房俪貌似一株温室花朵,实际上却是一株带了刺的野玫瑰,别看那花一朵朵精致而小巧,在灌木丛之上闪着明艳夺目的光,吸引无数人前往,但要是妄图占为己有,往往都会让刺扎到手。
“好了,上车吧,再不出发,妳又要迟到了,去得比教授还要晚的助教小姐。”想到悄悄流逝的时间,楼宇生不得不提醒地说。
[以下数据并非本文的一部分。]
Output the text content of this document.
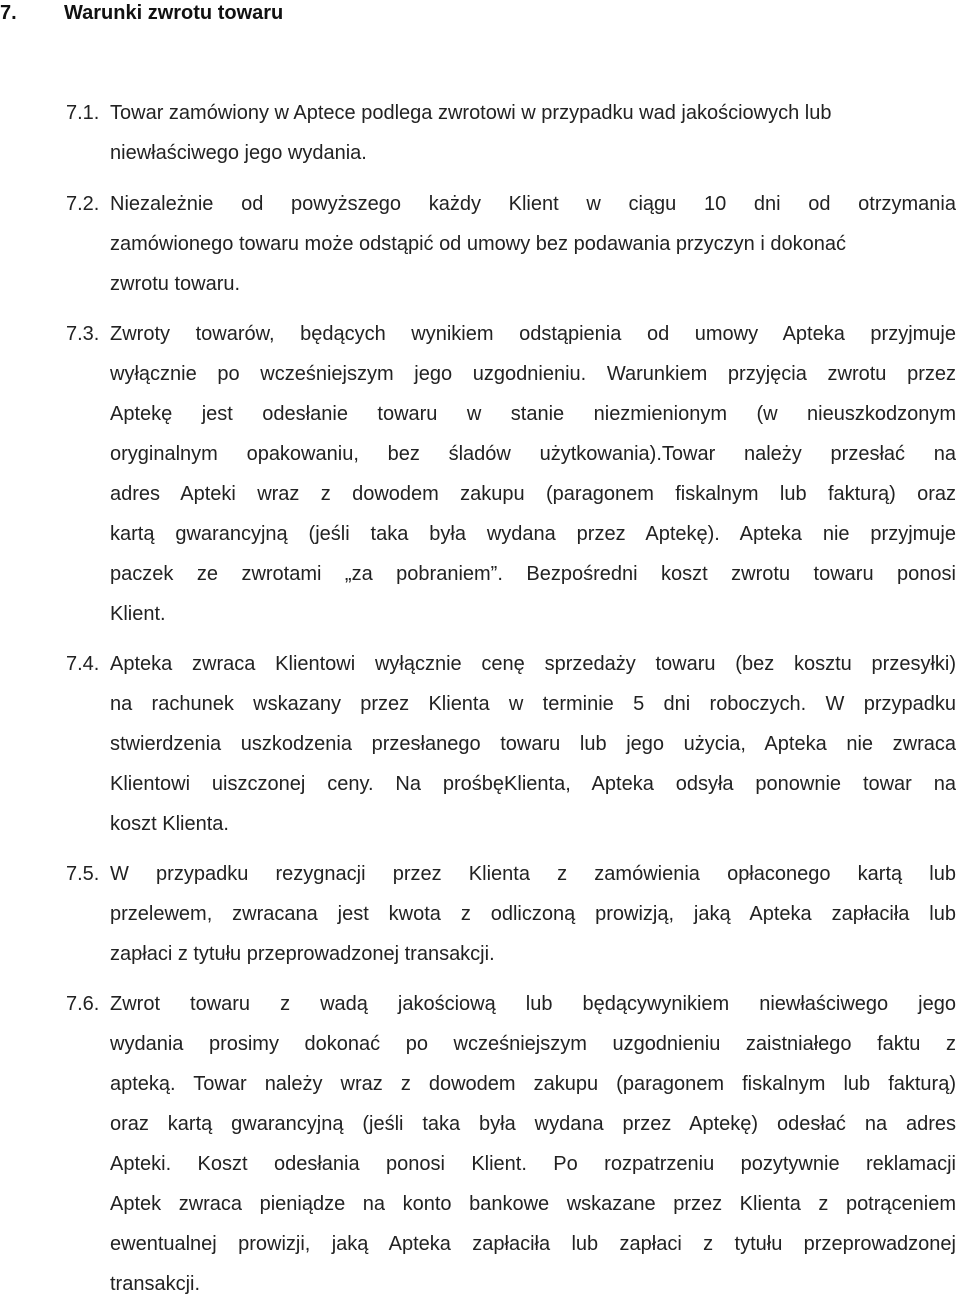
7. Warunki zwrotu towaru
7.1. Towar zamówiony w Aptece podlega zwrotowi w przypadku wad jakościowych lub
niewłaściwego jego wydania.
7.2. Niezależnie od powyższego każdy Klient w ciągu 10 dni od otrzymania
zamówionego towaru może odstąpić od umowy bez podawania przyczyn i dokonać
zwrotu towaru.
7.3. Zwroty towarów, będących wynikiem odstąpienia od umowy Apteka przyjmuje
wyłącznie po wcześniejszym jego uzgodnieniu. Warunkiem przyjęcia zwrotu przez
Aptekę jest odesłanie towaru w stanie niezmienionym (w nieuszkodzonym
oryginalnym opakowaniu, bez śladów użytkowania).Towar należy przesłać na
adres Apteki wraz z dowodem zakupu (paragonem fiskalnym lub fakturą) oraz
kartą gwarancyjną (jeśli taka była wydana przez Aptekę). Apteka nie przyjmuje
paczek ze zwrotami „za pobraniem”. Bezpośredni koszt zwrotu towaru ponosi
Klient.
7.4. Apteka zwraca Klientowi wyłącznie cenę sprzedaży towaru (bez kosztu przesyłki)
na rachunek wskazany przez Klienta w terminie 5 dni roboczych. W przypadku
stwierdzenia uszkodzenia przesłanego towaru lub jego użycia, Apteka nie zwraca
Klientowi uiszczonej ceny. Na prośbęKlienta, Apteka odsyła ponownie towar na
koszt Klienta.
7.5. W przypadku rezygnacji przez Klienta z zamówienia opłaconego kartą lub
przelewem, zwracana jest kwota z odliczoną prowizją, jaką Apteka zapłaciła lub
zapłaci z tytułu przeprowadzonej transakcji.
7.6. Zwrot towaru z wadą jakościową lub będącywynikiem niewłaściwego jego
wydania prosimy dokonać po wcześniejszym uzgodnieniu zaistniałego faktu z
apteką. Towar należy wraz z dowodem zakupu (paragonem fiskalnym lub fakturą)
oraz kartą gwarancyjną (jeśli taka była wydana przez Aptekę) odesłać na adres
Apteki. Koszt odesłania ponosi Klient. Po rozpatrzeniu pozytywnie reklamacji
Aptek zwraca pieniądze na konto bankowe wskazane przez Klienta z potrąceniem
ewentualnej prowizji, jaką Apteka zapłaciła lub zapłaci z tytułu przeprowadzonej
transakcji.
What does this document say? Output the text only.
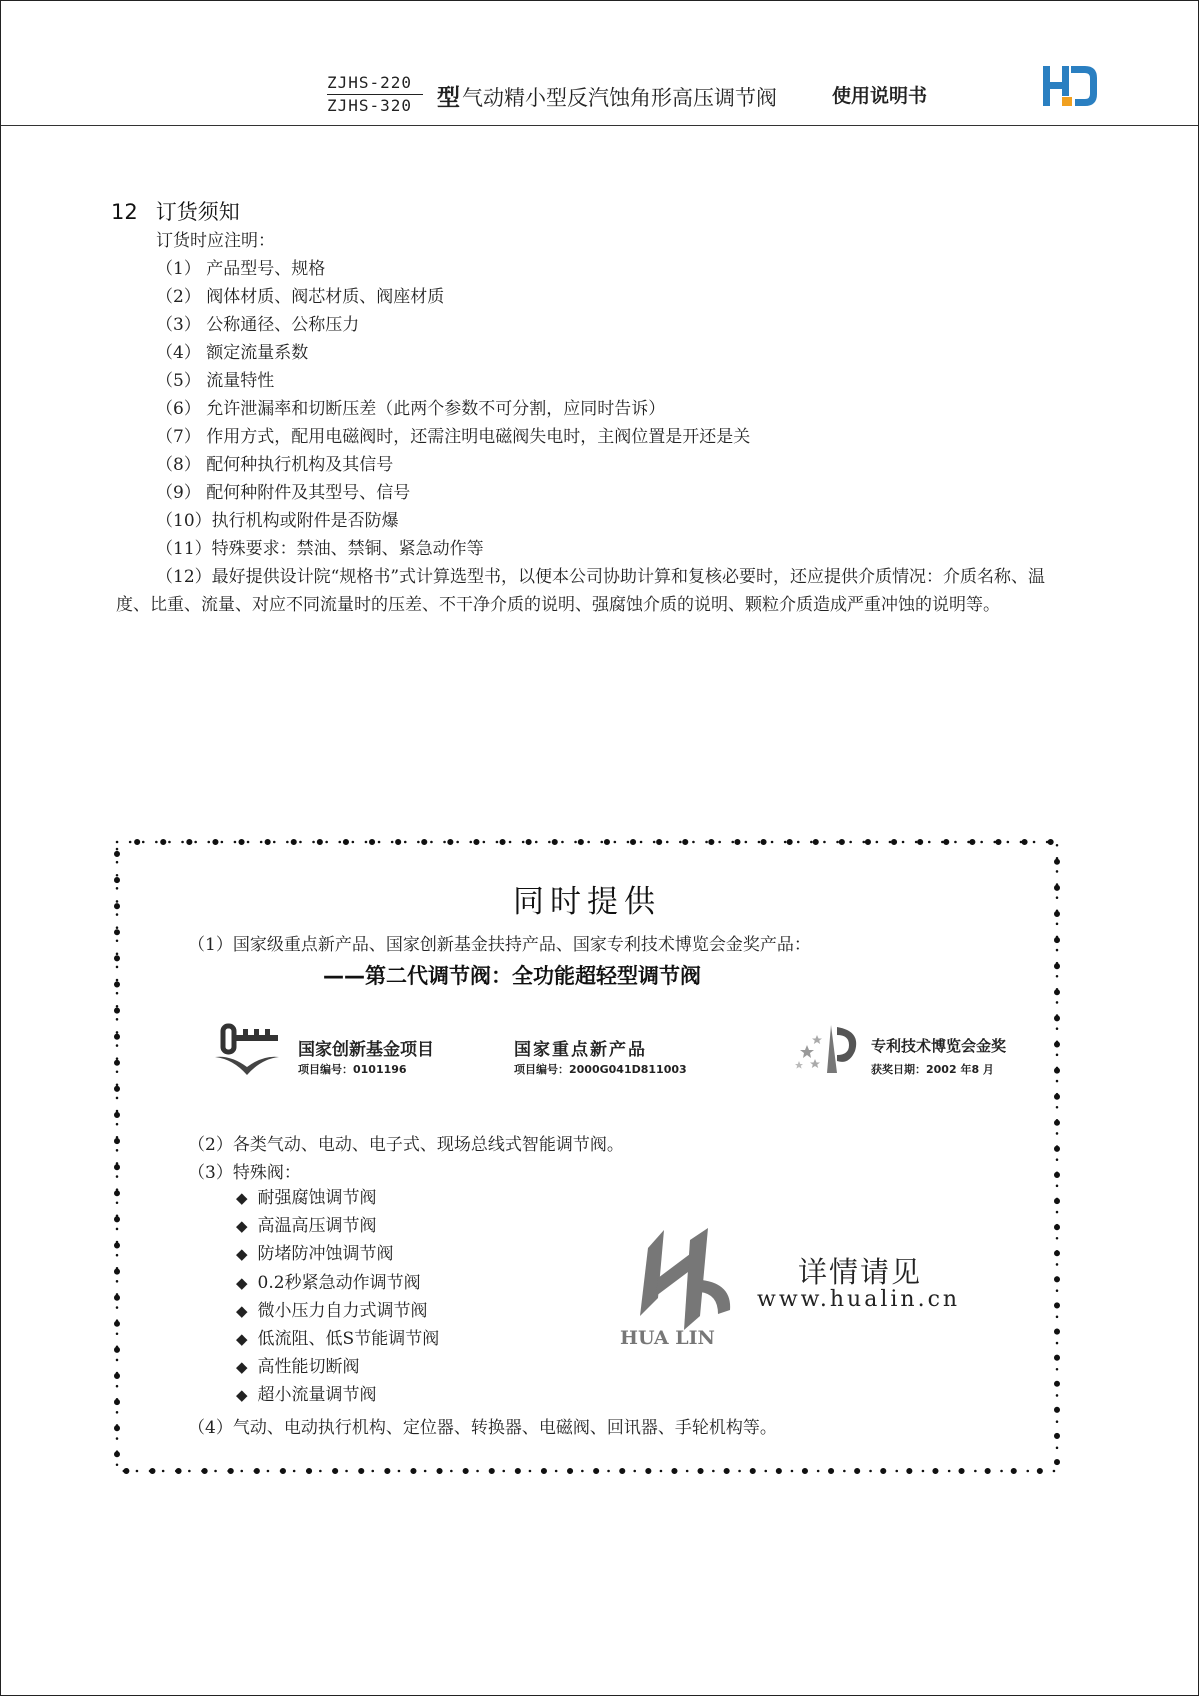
ZJHS-220
ZJHS-320	型气动精小型反汽蚀角形高压调节阀	使用说明书
12 订货须知
订货时应注明：
（1） 产品型号、规格
（2） 阀体材质、阀芯材质、阀座材质
（3） 公称通径、公称压力
（4） 额定流量系数
（5） 流量特性
（6） 允许泄漏率和切断压差（此两个参数不可分割，应同时告诉）
（7） 作用方式，配用电磁阀时，还需注明电磁阀失电时，主阀位置是开还是关
（8） 配何种执行机构及其信号
（9） 配何种附件及其型号、信号
（10）执行机构或附件是否防爆
（11）特殊要求：禁油、禁铜、紧急动作等
（12）最好提供设计院“规格书”式计算选型书，以便本公司协助计算和复核必要时，还应提供介质情况：介质名称、温度、比重、流量、对应不同流量时的压差、不干净介质的说明、强腐蚀介质的说明、颗粒介质造成严重冲蚀的说明等。
同时提供
（1）国家级重点新产品、国家创新基金扶持产品、国家专利技术博览会金奖产品：
——第二代调节阀：全功能超轻型调节阀
国家创新基金项目
项目编号：0101196
国家重点新产品
项目编号：2000G041D811003
专利技术博览会金奖
获奖日期：2002 年8 月
（2）各类气动、电动、电子式、现场总线式智能调节阀。
（3）特殊阀：
◆ 耐强腐蚀调节阀
◆ 高温高压调节阀
◆ 防堵防冲蚀调节阀
◆ 0.2秒紧急动作调节阀
◆ 微小压力自力式调节阀
◆ 低流阻、低S节能调节阀
◆ 高性能切断阀
◆ 超小流量调节阀
HUA LIN
详情请见
www.hualin.cn
（4）气动、电动执行机构、定位器、转换器、电磁阀、回讯器、手轮机构等。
“助教就是打杂的。”她继续赖着,再多一点点温存也好。
“那是妳没见过真正打杂的。”他揉着她额前的碎发,客观地点评道:“小祖宗,妳就不要身在福中不知福了。”
“哪有福,很累的。”
“妳也可以选择待在家里啊,反正早晚我会接替妳爸养妳嘛。”
“不要,你去上班了,那我不是很无聊。”她吐吐舌头,露出一副打死不要的表情,“整天对着我妈还有你妈,我会神经衰弱的。”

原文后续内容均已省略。